Изменить размер шрифта - +
Я сразу притворяю за собой дверь. Трэвис сидит в кровати, откинувшись на подушки, и смотрит прямо на меня, словно ждал моего прихода.

До меня не сразу доходит, что он не спит. Трэвис протягивает навстречу мне слегка дрожащую руку.

— Мэри, подойди, помолись за меня, — говорит он.

Я тут же подбегаю к койке, падаю на колени и прижимаюсь к нему лицом.

Гнилостный запах исчез, лицо у Трэвиса порозовело и больше не покрыто испариной. Он кладет руку мне под подбородок, и я вдруг понимаю, что снова плачу: все лицо уже мокрое от слез.

— Помолись за меня, Мэри.

— Я… не умею. Не знаю ни одной молитвы.

— Давай ту, что про океан, — просит он и смеется.

Потом, снова улыбнувшись, Трэвис осторожно ложится, а я склоняюсь поближе к нему и начинаю шептать. Его рука крепко стискивает мою. Ничего не могу поделать со своим сердцем — оно колотится часто, как никогда.

 

* * *

Последнюю неделю я навещала Трэвиса каждую ночь и рассказывала ему истории моей мамы. Я вымоталась, но была безумно счастлива. По ночам мы оказывались в другой вселенной, нашей собственной, и принадлежали только друг другу, словно навек забыли обо всех остальных обязательствах.

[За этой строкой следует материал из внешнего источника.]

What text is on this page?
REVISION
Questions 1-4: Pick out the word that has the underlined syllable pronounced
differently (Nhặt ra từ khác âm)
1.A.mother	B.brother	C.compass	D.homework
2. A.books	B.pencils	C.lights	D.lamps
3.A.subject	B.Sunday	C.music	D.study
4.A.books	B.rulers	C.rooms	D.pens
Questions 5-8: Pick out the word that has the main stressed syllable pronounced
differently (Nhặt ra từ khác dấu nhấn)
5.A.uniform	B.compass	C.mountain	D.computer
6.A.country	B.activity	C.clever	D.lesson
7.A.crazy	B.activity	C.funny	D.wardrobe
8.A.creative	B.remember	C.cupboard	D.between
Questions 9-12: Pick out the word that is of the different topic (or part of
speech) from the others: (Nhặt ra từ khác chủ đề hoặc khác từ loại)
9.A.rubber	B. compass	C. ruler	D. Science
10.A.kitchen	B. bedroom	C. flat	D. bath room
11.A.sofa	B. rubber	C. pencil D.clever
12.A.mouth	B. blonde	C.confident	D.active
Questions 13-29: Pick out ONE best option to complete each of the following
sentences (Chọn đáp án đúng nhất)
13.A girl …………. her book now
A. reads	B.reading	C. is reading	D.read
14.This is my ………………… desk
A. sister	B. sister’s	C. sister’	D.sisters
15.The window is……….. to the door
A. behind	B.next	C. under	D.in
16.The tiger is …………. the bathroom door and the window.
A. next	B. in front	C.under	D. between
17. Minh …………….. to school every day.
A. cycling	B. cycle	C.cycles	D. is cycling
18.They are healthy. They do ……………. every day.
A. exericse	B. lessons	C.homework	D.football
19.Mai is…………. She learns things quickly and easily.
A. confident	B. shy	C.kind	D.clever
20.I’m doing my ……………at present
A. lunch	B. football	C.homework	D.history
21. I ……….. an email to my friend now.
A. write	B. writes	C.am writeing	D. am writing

Сегодня, когда я стою на коленях у его кровати, мое тело пульсирует от напряжения. Наши пальцы сплетены, кажется, мы уже очень давно дышим воздухом друг друга, хотя на самом деле прошло всего несколько секунд. Между нашими губами бесконечность, и они никогда не соприкоснутся. Как в математике: делить пополам можно сколько угодно, ноль все равно не получится.

Наконец мои губы почти дотрагиваются до губ Трэвиса, и я забываю обо всем: о Кэсс, Гарри, Джеде и нашей деревне. Сегодня ночью в этой комнате есть только Трэвис, я и наш первый поцелуй.

В этот самый миг я чувствую неладное. То ли сквозняк подул в другую сторону, то ли где-то скрипнула открывающаяся дверь, но я немного отстраняюсь и заглядываю в глаза Трэвису. Он тоже что-то заметил и насторожился.

— Ш-ш-ш… — Я прикладываю палец к нашим губам, мысленно удивляясь, что между нами поместился целый палец.

Прислушиваюсь, и вот оно! Шаги по коридору, шаги сразу нескольких человек. Я в страхе подскакиваю на месте, а Трэвис хватает меня, перекидывает через себя, прижимает к стенке и накрывает одеялом нас обоих.

Я, затаив дыхание, жду.

В коридоре раздаются отчетливые шаги, затем шепот. Дверь в нашу комнату отворяется, чуть скрипнув, и меня тут же прошибает пот. Наши с Трэвисом сердца бьются беспорядочно, не в такт, этот грохот просто нельзя не услышать. В такой позе я не вижу, что делает Трэвис, но чувствую его ровное глубокое дыхание: он притворяется спящим. Я крепко зажмуриваюсь и проклинаю себя за то, что пошла на такой риск.

Заходят в комнату.

— Трэвис?

Я прикусываю губу. Это голос Сестры Табиты: она проверяет, спит он или нет. Трэвис молчит и не шевелится.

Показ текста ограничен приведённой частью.